Now is the time to thank them for the recent conversation and make sure you both are on the same page about what is needed. It is possible that the other person pondered your feedback after your talked to them and has now come up with a solution that is “overkill.” They could be sending each document to a co-worker who is taking up a lot of their own time proofreading. Now is the time to steer this back toward a practical solution.
Ask them how it’s going and anything new they came up with as a result of your conversation. Ask them what questions occurred to them after the feedback conversation, and take the time to explore new solutions from this vantage point. Be patient because more likely than not, there will be questions you didn’t expect and you may need to provide new information or resources.
#3 Ask for a short meeting a few weeks after the original feedback Make it non-threatening. Although you will probably want to schedule it, this meeting is usually an open-door meeting—no big secrets or drama to be expected. Empower them by asking for their opinions on how it’s going, what results they are seeing, and how they fine-tuned their actions since the earlier conversation. Then offer your observations about their progress, starting with any and all positive feedback you can muster. Only then move on to ideas for further improvement. Finally, ask them to give you feedback re: how you can help further.

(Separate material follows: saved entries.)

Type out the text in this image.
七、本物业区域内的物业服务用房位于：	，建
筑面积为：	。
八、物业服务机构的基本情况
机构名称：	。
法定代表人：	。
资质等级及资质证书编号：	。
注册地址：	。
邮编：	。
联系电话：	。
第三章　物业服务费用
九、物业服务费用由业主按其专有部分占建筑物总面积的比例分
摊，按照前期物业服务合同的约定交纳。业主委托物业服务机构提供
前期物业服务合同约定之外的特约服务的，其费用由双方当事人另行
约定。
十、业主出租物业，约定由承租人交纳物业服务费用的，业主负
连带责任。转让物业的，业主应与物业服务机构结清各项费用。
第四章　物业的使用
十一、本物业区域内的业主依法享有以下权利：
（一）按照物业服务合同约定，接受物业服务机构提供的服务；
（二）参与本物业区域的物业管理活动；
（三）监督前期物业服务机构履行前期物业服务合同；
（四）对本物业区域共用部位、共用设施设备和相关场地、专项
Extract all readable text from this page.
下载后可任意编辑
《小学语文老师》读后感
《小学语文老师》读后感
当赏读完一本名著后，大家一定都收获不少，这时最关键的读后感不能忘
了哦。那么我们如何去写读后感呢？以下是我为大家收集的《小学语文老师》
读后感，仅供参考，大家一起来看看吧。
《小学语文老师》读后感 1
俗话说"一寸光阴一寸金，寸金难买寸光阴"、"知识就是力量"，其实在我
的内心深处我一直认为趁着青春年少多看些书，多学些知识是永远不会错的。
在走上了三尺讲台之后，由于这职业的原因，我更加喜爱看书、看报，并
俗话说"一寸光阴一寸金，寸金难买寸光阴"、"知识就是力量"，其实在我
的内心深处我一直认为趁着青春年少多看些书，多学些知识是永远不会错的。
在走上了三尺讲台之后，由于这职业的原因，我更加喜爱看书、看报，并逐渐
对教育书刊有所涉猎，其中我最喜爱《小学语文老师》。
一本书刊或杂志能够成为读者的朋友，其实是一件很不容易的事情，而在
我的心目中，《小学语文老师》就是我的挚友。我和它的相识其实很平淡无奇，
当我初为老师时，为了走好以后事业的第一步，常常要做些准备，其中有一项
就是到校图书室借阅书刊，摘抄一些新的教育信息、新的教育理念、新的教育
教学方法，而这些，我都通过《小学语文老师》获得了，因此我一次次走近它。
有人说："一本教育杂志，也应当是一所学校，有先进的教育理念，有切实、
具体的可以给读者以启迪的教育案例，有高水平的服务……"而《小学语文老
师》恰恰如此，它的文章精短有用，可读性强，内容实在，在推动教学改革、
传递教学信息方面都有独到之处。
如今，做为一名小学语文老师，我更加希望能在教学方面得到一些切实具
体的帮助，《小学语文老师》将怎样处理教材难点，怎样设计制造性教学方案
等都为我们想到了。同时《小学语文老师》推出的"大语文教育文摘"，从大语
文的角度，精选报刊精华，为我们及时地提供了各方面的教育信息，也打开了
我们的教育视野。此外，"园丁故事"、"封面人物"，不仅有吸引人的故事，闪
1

#4 Have a transition meeting to close out this feedback, celebrate, and move to a new improvement goal (1-3 months later) If all has gone well, give them detailed positive feedback to help them see the best practices they have created and what to continue focusing on. Make sure to praise their great accomplishment in handling feedback well and developing themselves successfully. Discuss with them some new development areas that are high priority for them personally and beneficial to the company.
These 4 follow-up conversations—plus any more you may need—will be the secret to your success with feedback!